MI weekly selection #380
Dust may boost planets’ likelihood of habitability
Faraway planets are more likely to be habitable if airborne dust is present to help keep temperatures moderate by cooling a planet’s hot side and warming its dark side. “Airborne dust is something that might keep planets habitable, but also obscures our ability to find signs of life on these planets,” says Manoj Joshi, study co-author.
Bose-Einstein condensates made on ISS
Bose-Einstein condensates have been created on the International Space Station for the first time. Physicists made the unusual quantum state of matter in the space station’s Cold Atom Lab, which was installed in 2018.
Massive structures detected deep inside Earth
Researchers studying seismic activity have found evidence of massive structures that exist between the Earth’s core and mantle. The structures are called ultra-low velocity zones and scientists aren’t yet sure what they are made of, but they may hold some answers about the origins of some volcanoes and the lower mantle’s composition.

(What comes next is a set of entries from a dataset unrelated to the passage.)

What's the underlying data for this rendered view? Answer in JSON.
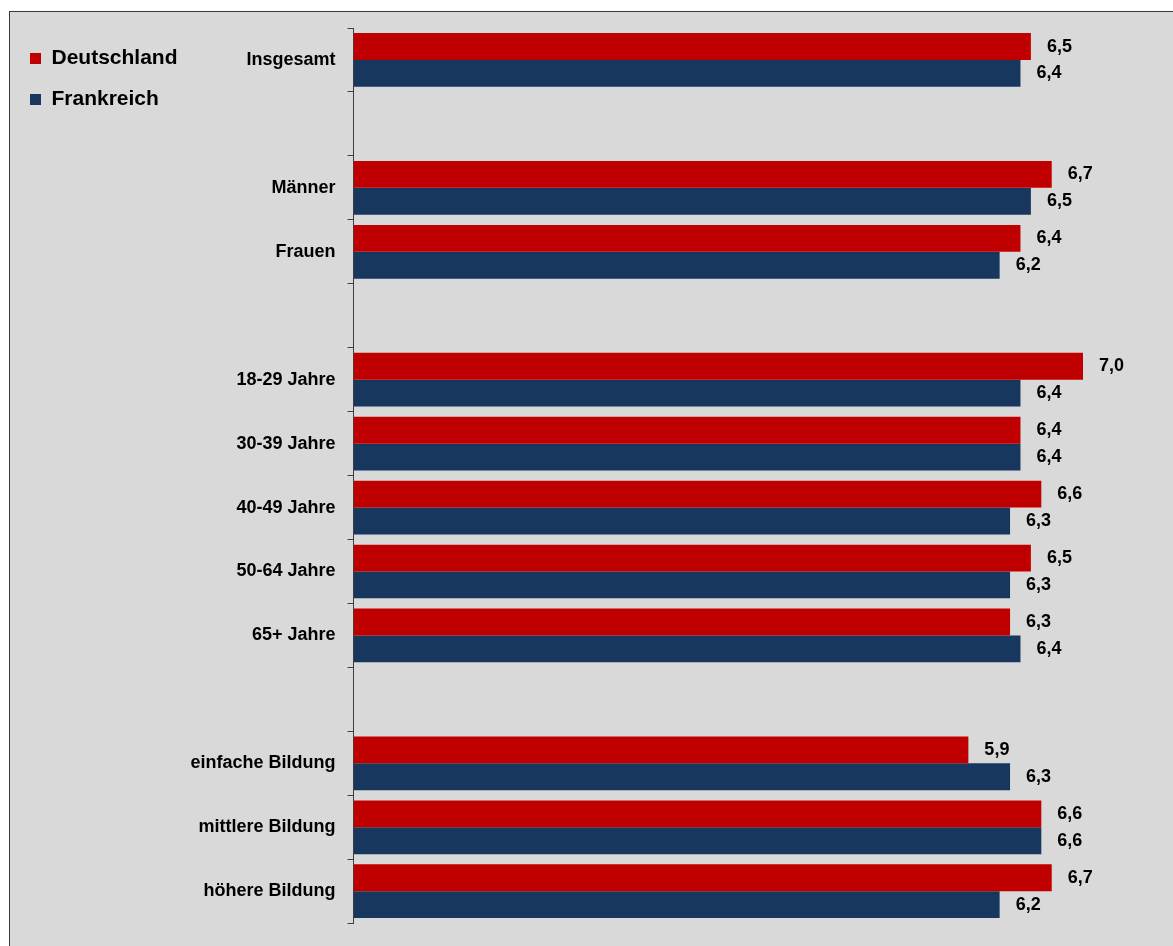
{
  "chart_data": {
    "type": "bar",
    "orientation": "horizontal",
    "categories": [
      "Insgesamt",
      null,
      "Männer",
      "Frauen",
      null,
      "18-29 Jahre",
      "30-39 Jahre",
      "40-49 Jahre",
      "50-64 Jahre",
      "65+ Jahre",
      null,
      "einfache Bildung",
      "mittlere Bildung",
      "höhere Bildung"
    ],
    "series": [
      {
        "name": "Deutschland",
        "color": "#c00000",
        "values": [
          6.5,
          null,
          6.7,
          6.4,
          null,
          7.0,
          6.4,
          6.6,
          6.5,
          6.3,
          null,
          5.9,
          6.6,
          6.7
        ],
        "value_labels": [
          "6,5",
          null,
          "6,7",
          "6,4",
          null,
          "7,0",
          "6,4",
          "6,6",
          "6,5",
          "6,3",
          null,
          "5,9",
          "6,6",
          "6,7"
        ]
      },
      {
        "name": "Frankreich",
        "color": "#17375e",
        "values": [
          6.4,
          null,
          6.5,
          6.2,
          null,
          6.4,
          6.4,
          6.3,
          6.3,
          6.4,
          null,
          6.3,
          6.6,
          6.2
        ],
        "value_labels": [
          "6,4",
          null,
          "6,5",
          "6,2",
          null,
          "6,4",
          "6,4",
          "6,3",
          "6,3",
          "6,4",
          null,
          "6,3",
          "6,6",
          "6,2"
        ]
      }
    ],
    "legend": "top left",
    "tick_labels": "y"
  }
}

Search for plane offers data on ocean-crust formation
Vessels that collected seafloor data in the search for missing Malaysia Airlines Flight 370 in the southern Indian Ocean failed to find the aircraft’s resting place, but the resulting maps offer details about the ocean crust around the Southeast Indian Ridge, scientists say. An analysis of the data shows how the crust grew over hundreds of thousands of years, and may help scientists understand the processes affecting ocean-crust formation.
Strange 157-day FRB cycle
Researchers have detected a fast radio burst cycle that lasts 157 days, which is an unusually long time. The bursts, coming from a dwarf galaxy about 3 billion light-years away, are active for 90 days and quiet for 67 in a pattern that astronomers have tracked for four years.